PROJECT SUMMARY The neural crest (NC) is a stem cell population that originates within the forming central nervous system. NC cells delaminate from the neuroepithelium by undergoing a spatiotemporally regulated epithelial-to- mesenchymal transition (EMT) that proceeds in a coordinated wave head-to-tail to exit from the neural tube. Cranial NC cells, which arise in the head region of the embryo and are the only NC population in vivo with the ability to differentiate into craniofacial skeleton and cartilage, are indispensable for the development of the face; mutations affecting NC development result in numerous diseases and malformations affecting the craniofacial structures (e.g. Treacher Collins syndrome, cleft palate, etc.). Thus, a thorough understanding of the regulation of cranial NC EMT is essential to identify the etiology of craniofacial abnormalities. To date, research has focused on unraveling early events governing cranial NC induction at the neural plate border and the mechanism of delamination from the neural tube. However, little is known about the regulatory changes governing the timing of NC EMT and exit from the neural tube. My preliminary studies demonstrate that a Wnt pathway antagonist, Draxin, plays an important role in controlling the timing of NC EMT, perturbations of which have negative consequences for cranial NC migration. This role for Draxin is particularly interesting in light of the fact that the Wnt signaling pathway has been shown to be a major driver of NC development. The goal of this Proposal is to investigate the molecular mechanism by which Draxin affects cranial NC EMT, with focus on its role in Wnt signaling. To this end, the Specific Aims of this Proposal seek to combine chick embryology with state-of-the-art imaging and biochemistry to: 1) Characterize the interaction of Draxin and Wnt signaling in cranial NC EMT; 2) Identify the role of Draxin in the regulation of cell adhesion proteins; 3) Characterize the post-transcriptional regulation of Draxin; and 4) Identify the role of Draxin in the regulation of extracellular matrix proteins. The results of this Proposal will significantly enhance our understanding of the regulation of cranial NC EMT and migration, providing new scientific avenues for translational research applications in the treatment of craniofacial defects.
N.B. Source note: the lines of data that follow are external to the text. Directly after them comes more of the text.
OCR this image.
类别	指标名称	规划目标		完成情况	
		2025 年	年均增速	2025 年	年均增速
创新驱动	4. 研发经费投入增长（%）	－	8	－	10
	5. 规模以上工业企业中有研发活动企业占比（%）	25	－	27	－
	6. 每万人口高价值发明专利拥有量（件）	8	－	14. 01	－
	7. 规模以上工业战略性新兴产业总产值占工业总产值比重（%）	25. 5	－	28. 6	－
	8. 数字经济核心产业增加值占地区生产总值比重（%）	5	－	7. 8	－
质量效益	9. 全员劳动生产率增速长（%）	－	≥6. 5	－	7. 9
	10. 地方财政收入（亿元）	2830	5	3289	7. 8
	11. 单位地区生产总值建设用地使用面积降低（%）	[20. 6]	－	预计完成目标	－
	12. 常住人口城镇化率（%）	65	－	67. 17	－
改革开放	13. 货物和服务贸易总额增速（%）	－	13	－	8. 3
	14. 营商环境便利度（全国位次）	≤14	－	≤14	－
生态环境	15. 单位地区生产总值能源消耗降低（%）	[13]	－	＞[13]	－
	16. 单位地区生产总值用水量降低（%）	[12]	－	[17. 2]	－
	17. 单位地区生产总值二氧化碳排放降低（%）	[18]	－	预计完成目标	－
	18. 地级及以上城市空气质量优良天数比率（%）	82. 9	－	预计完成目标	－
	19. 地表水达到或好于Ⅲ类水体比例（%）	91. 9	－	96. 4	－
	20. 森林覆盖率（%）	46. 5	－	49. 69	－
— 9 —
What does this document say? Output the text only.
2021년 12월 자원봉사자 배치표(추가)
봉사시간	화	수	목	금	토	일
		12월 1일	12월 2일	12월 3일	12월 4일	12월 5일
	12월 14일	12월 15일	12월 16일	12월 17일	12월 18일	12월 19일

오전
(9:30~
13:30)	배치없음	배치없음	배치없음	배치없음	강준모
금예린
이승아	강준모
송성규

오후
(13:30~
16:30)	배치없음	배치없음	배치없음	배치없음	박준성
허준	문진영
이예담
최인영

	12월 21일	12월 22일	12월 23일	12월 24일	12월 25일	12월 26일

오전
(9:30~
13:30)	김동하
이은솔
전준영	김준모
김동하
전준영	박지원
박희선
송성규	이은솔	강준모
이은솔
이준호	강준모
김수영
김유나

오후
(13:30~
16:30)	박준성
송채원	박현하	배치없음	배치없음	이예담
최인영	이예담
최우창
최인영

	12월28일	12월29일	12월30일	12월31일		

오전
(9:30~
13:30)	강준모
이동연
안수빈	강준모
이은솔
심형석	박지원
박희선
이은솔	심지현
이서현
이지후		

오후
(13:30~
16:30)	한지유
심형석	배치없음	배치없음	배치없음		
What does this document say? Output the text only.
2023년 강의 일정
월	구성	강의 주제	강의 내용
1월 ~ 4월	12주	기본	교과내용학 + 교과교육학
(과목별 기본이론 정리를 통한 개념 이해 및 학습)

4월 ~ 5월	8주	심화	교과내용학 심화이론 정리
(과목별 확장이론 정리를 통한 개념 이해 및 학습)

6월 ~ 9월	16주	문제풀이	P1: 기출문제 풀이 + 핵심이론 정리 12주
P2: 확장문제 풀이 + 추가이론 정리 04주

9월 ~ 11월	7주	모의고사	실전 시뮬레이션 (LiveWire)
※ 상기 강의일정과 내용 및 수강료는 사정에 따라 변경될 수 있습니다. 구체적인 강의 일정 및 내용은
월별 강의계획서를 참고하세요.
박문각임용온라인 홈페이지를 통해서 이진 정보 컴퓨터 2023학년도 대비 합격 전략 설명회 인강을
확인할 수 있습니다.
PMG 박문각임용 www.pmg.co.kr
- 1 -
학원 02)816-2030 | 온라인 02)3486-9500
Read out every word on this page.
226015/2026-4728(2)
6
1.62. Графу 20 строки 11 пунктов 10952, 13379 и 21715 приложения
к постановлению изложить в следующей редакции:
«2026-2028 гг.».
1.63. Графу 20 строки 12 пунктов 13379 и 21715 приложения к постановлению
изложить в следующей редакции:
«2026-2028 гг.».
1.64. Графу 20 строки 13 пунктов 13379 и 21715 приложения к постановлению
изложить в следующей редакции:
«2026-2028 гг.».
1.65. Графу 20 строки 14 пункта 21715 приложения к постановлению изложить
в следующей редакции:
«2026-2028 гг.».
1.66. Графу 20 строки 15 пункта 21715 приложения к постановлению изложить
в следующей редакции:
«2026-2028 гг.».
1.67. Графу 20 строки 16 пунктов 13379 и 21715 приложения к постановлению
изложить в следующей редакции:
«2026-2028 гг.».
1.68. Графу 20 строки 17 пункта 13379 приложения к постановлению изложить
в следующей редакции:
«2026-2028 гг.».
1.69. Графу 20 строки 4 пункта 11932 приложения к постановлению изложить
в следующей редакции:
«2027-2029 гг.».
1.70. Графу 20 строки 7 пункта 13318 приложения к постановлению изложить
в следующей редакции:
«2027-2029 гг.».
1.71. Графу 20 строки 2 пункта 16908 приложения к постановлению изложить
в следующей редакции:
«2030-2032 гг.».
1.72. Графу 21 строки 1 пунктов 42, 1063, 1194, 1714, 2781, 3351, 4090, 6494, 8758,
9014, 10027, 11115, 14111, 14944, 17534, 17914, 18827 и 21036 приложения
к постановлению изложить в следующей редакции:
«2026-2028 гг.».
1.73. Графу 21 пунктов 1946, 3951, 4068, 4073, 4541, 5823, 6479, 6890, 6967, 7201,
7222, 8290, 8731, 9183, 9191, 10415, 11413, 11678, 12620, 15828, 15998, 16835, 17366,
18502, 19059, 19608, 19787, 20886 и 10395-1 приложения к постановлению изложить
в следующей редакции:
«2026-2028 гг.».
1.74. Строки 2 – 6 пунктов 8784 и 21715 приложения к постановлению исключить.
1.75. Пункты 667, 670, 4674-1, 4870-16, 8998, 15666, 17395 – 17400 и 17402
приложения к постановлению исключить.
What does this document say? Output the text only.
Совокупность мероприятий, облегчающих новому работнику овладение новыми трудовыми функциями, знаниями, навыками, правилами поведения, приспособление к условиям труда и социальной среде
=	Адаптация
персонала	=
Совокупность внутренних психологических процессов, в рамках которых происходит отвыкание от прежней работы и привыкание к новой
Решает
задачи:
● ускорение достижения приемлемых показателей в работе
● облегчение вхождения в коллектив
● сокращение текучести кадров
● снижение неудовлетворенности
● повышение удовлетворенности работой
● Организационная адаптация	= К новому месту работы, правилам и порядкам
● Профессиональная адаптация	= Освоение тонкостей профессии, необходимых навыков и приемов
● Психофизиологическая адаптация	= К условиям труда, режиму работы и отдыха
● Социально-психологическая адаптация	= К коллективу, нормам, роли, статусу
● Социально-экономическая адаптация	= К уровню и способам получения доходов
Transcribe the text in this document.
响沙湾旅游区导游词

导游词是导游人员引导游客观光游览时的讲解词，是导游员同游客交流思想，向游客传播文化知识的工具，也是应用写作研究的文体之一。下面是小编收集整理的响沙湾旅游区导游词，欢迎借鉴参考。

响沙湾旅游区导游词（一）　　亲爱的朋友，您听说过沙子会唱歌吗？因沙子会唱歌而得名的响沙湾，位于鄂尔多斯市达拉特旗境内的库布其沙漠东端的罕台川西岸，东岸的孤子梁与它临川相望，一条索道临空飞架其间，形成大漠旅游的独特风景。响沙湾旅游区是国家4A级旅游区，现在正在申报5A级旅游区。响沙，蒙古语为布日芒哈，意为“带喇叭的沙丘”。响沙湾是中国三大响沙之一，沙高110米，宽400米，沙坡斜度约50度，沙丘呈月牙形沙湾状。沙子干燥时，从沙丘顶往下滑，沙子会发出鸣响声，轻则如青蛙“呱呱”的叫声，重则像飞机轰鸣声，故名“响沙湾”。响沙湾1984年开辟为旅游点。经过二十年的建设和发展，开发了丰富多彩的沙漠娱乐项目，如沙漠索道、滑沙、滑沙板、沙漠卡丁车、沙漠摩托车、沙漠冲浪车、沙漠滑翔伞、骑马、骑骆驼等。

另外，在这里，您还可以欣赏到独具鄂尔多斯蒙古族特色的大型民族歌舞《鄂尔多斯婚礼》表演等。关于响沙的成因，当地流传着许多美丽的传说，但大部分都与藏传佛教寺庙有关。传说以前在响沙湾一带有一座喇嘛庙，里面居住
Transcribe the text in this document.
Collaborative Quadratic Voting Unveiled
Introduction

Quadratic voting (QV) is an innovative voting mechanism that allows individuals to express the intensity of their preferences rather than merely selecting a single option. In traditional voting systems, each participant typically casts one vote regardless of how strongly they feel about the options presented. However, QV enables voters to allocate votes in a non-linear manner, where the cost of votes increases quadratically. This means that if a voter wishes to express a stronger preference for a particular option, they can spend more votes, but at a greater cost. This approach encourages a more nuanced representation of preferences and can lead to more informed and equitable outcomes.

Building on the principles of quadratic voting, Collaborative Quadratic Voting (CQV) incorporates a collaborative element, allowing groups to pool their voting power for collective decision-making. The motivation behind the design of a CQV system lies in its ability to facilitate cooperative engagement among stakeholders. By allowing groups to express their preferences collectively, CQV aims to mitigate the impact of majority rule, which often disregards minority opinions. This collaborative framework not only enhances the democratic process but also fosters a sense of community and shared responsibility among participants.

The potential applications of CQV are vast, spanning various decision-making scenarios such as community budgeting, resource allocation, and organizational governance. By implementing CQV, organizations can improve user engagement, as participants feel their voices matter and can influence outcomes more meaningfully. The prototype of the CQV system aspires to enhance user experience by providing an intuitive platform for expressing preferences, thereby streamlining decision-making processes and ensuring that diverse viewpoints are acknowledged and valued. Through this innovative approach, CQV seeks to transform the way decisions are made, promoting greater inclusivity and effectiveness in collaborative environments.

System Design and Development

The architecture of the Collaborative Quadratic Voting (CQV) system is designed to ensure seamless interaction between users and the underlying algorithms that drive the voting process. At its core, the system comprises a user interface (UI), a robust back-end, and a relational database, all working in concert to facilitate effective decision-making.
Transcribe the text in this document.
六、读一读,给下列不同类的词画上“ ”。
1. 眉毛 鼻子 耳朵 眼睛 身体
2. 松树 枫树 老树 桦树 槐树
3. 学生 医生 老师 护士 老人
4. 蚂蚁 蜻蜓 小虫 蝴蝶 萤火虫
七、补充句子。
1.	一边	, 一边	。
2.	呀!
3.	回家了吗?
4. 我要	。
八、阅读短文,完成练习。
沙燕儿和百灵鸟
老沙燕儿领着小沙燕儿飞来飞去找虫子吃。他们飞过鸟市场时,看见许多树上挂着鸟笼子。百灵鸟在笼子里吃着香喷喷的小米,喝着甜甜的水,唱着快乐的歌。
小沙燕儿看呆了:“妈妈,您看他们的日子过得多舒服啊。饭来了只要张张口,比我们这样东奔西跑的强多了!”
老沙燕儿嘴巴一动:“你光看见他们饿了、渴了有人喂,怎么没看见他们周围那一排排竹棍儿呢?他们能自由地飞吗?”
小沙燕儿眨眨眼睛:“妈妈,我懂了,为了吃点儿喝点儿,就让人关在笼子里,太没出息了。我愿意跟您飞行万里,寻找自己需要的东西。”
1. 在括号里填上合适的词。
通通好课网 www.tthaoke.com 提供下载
项目总结 神经脊是起源于正在形成的中枢神经的干细胞群。 系统。NC细胞通过经历时空调节的上皮细胞到神经上皮细胞的脱层 间充质转化(EMT)在协调波中从头到尾从神经管退出。 颅骨NC细胞，出现在胚胎的头部区域，是体内唯一具有 分化为头面部骨骼和软骨的能力，对于面部的发育是不可或缺的； 影响NC发育的突变导致影响头面部的多种疾病和畸形 结构(例如，Treacher-Collins综合征、腭裂等)。因此，对该规定的透彻理解 头颅NC EMT对确定颅面畸形的病因具有重要意义。 到目前为止，研究的重点是在神经上解开控制颅脑NC诱导的早期事件 板边界和神经管分层的机制。然而，人们对此知之甚少 管理NC EMT和退出神经管的时机的监管变化。我的初步研究 证明Wnt通路拮抗剂Draxin在控制NC的时间上起着重要作用 EMT，其扰动对颅骨NC迁移具有负面影响。德拉新的这一角色是 尤其有趣的是，Wnt信号通路已被证明是 数控技术的发展。这项建议的目标是研究德拉新影响的分子机制。 颅脑NC EMT，重点介绍其在Wnt信号中的作用。为此目的，该提案的具体目标力求 将鸡胚学与最先进的成像和生物化学相结合，以： 1)研究DRAXIN和WNT信号在颅脑NC EMT中的相互作用； 2)明确Draxin在细胞黏附蛋白调控中的作用； 3)研究Draxin的转录后调控； 4)确定Draxin在细胞外基质蛋白调控中的作用。 这一建议的结果将极大地提高我们对颅脑NC调节的理解 EMT和迁移，为转化研究在治疗糖尿病中的应用提供了新的科学途径 头面部缺陷。